First, a recollection of my mother, who told me how her father used to sing “Lily of Laguna” to her mother Lilian (known as Lil). As a child she thought that he had invented the song, with its lyrics “You are my lily of Laguna/You are my lily and my rose”, only realising much later that it was an old music hall song, revived by Bing Crosby and others during the Second World War.


The song lyrics bring me neatly to one of my strongest childhood memories of my grandparents: the roses grown by Granddad at their home in Manley Road, Whalley Range.

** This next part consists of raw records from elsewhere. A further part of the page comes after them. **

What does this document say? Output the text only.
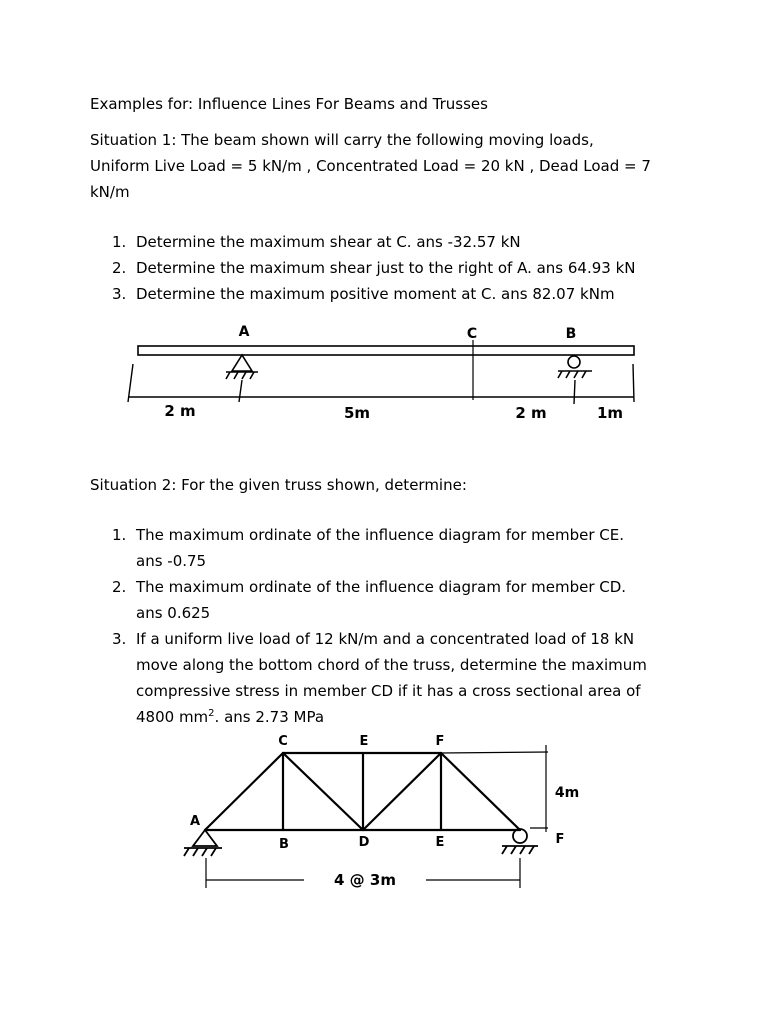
Examples for: Influence Lines For Beams and Trusses
Situation 1: The beam shown will carry the following moving loads,
Uniform Live Load = 5 kN/m , Concentrated Load = 20 kN , Dead Load = 7
kN/m
1. Determine the maximum shear at C. ans -32.57 kN
2. Determine the maximum shear just to the right of A. ans 64.93 kN
3. Determine the maximum positive moment at C. ans 82.07 kNm
A	C	B
2 m	5m	2 m	1m
Situation 2: For the given truss shown, determine:
1. The maximum ordinate of the influence diagram for member CE.
ans -0.75
2. The maximum ordinate of the influence diagram for member CD.
ans 0.625
3. If a uniform live load of 12 kN/m and a concentrated load of 18 kN
move along the bottom chord of the truss, determine the maximum
compressive stress in member CD if it has a cross sectional area of
4800 $mm^2$. ans 2.73 MPa
C	E	F
A
B	D	E	F
4m
4 @ 3m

There *always* seemed to be a strongly scented bowl of cut roses in the hall next to the grandfather clock - although I suppose in reality it was only during the summer months.


This might appear to be a rather banal souvenir, but scents can have very powerful associations, evoking a place (such as the musty smell of an earth cellar) or a person (the cooking of a traditional family dish for instance). My grandparents moved house around the time I finished primary school, and about ten years later I was walking past a total stranger’s garden with a bed of roses close to the pavement when I stopped short at a scent which screamed “Manley Road!” to my brain. Goodness knows what passers-by must have thought, because I carefully smelled all the rose bushes until I found the precise one which spoke to me: a dark red rose which had the exact odour I remembered.


Other flowers have associations for me (Mum’s favourite freesias for a start), but none are quite so powerful as the roses from Manley Road.